The deal clears the way for parliament’s lower house to pass the budget, spelling relief for the bond market, which has been rattled by a recent surge in yields of Japanese government bonds (JGB).
“We had sincere policy discussions across party lines and I think that was very meaningful,” Ishiba told reporters after the three parties reached agreement.
The opposition Japan Innovation Party (JIP) agreed to join his coalition to support the revised budget for the next fiscal year after acceptance of its key demands, such as higher household subsidies to ensure free education.

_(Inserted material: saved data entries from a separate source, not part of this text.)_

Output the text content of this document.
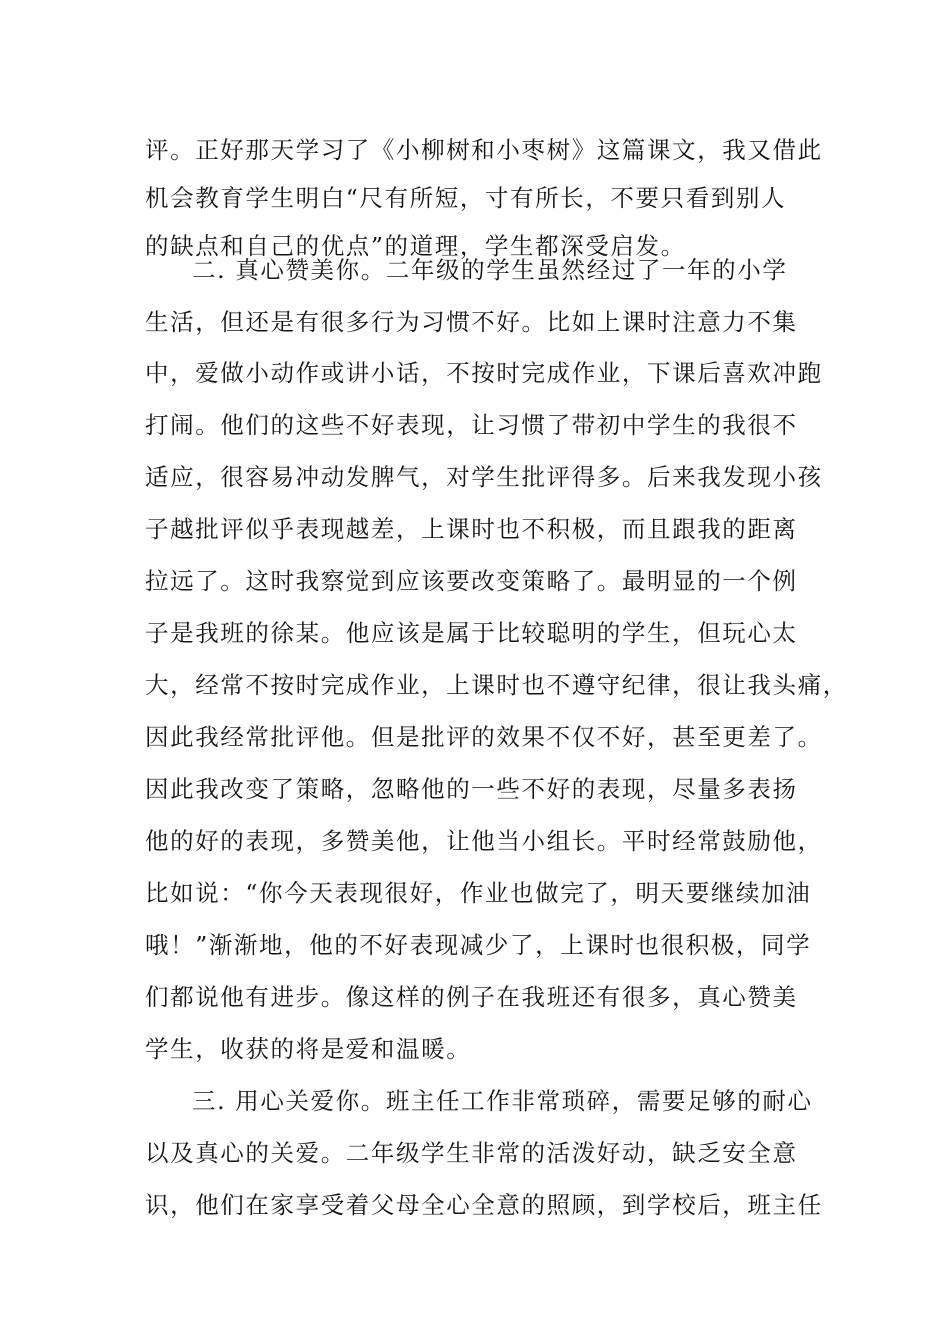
评。正好那天学习了《小柳树和小枣树》这篇课文，我又借此

机会教育学生明白“尺有所短，寸有所长，不要只看到别人

的缺点和自己的优点”的道理，学生都深受启发。

二. 真心赞美你。二年级的学生虽然经过了一年的小学

生活，但还是有很多行为习惯不好。比如上课时注意力不集

中，爱做小动作或讲小话，不按时完成作业，下课后喜欢冲跑

打闹。他们的这些不好表现，让习惯了带初中学生的我很不

适应，很容易冲动发脾气，对学生批评得多。后来我发现小孩

子越批评似乎表现越差，上课时也不积极，而且跟我的距离

拉远了。这时我察觉到应该要改变策略了。最明显的一个例

子是我班的徐某。他应该是属于比较聪明的学生，但玩心太

大，经常不按时完成作业，上课时也不遵守纪律，很让我头痛，

因此我经常批评他。但是批评的效果不仅不好，甚至更差了。

因此我改变了策略，忽略他的一些不好的表现，尽量多表扬

他的好的表现，多赞美他，让他当小组长。平时经常鼓励他，

比如说：“你今天表现很好，作业也做完了，明天要继续加油

哦！”渐渐地，他的不好表现减少了，上课时也很积极，同学

们都说他有进步。像这样的例子在我班还有很多，真心赞美

学生，收获的将是爱和温暖。

三. 用心关爱你。班主任工作非常琐碎，需要足够的耐心

以及真心的关爱。二年级学生非常的活泼好动，缺乏安全意

识，他们在家享受着父母全心全意的照顾，到学校后，班主任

Such a revision would be the first time since 1996 that the government has been forced to change its initial budget allocation, highlighting the diminished political influence of Ishiba’s Liberal Democratic Party and its partner Komeito after October elections cost them their parliamentary majority.

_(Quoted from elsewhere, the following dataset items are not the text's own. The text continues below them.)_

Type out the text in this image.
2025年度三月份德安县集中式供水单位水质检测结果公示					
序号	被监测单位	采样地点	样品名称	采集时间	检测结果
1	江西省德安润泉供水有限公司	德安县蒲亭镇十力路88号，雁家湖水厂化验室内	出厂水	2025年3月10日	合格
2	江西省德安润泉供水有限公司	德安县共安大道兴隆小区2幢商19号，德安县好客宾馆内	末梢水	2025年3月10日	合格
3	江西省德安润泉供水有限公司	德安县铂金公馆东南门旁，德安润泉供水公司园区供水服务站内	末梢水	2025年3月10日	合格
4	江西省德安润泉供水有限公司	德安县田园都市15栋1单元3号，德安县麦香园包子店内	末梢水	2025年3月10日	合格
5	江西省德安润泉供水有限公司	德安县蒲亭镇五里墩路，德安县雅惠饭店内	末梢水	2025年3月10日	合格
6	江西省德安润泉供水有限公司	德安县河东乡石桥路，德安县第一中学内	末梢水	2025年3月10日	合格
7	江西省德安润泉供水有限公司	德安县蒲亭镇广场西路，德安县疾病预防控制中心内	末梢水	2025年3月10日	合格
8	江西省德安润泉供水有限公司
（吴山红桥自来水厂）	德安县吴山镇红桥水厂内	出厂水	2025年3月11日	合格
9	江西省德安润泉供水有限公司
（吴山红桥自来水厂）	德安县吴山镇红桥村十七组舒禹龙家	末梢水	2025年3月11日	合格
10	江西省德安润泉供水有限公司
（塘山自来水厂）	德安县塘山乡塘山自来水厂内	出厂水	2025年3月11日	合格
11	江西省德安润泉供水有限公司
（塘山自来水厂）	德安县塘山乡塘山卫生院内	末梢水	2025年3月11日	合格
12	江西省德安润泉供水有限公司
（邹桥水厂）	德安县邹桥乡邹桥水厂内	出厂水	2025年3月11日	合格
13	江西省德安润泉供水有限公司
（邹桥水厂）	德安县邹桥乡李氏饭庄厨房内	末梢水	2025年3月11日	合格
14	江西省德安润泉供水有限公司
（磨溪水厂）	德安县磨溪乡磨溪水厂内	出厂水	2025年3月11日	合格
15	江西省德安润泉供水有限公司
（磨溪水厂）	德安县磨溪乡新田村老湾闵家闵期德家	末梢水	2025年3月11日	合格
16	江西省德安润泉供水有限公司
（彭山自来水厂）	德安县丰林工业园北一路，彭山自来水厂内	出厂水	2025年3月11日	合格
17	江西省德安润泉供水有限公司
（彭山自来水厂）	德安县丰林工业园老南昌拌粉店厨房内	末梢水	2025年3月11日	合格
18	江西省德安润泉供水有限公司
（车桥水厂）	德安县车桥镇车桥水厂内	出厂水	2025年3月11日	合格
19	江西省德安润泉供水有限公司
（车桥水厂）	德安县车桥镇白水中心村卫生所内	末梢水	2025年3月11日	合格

Last December, the government compiled a record budget of 115.5 trillion yen ($772.11 billion) for the next fiscal year, while limiting new bond issuance to the lowest in 17 years on the back of record tax revenue.
The scale of Tuesday’s revision will probably be small enough to avoid a major change to the planned new bond issuance of 28.6 trillion yen ($191.19 billion).
The revision for the education subsidies would cost slightly more than 100 billion yen ($668 million) in the next fiscal year, a senior Liberal Democratic Party official told a press briefing.
The coalition has also been in talks with another opposition party, the Democratic Party for the People, which is demanding that the threshold for tax-free income be lifted.
Pressure for fiscal expansion will grow in the run-up to an upper house election in July, as the ruling coalition is likely to come up with fresh spending plans to attract voters, analysts say.
At more than twice the size of its economy, Japan’s public debt is by far the worst in the industrialised world.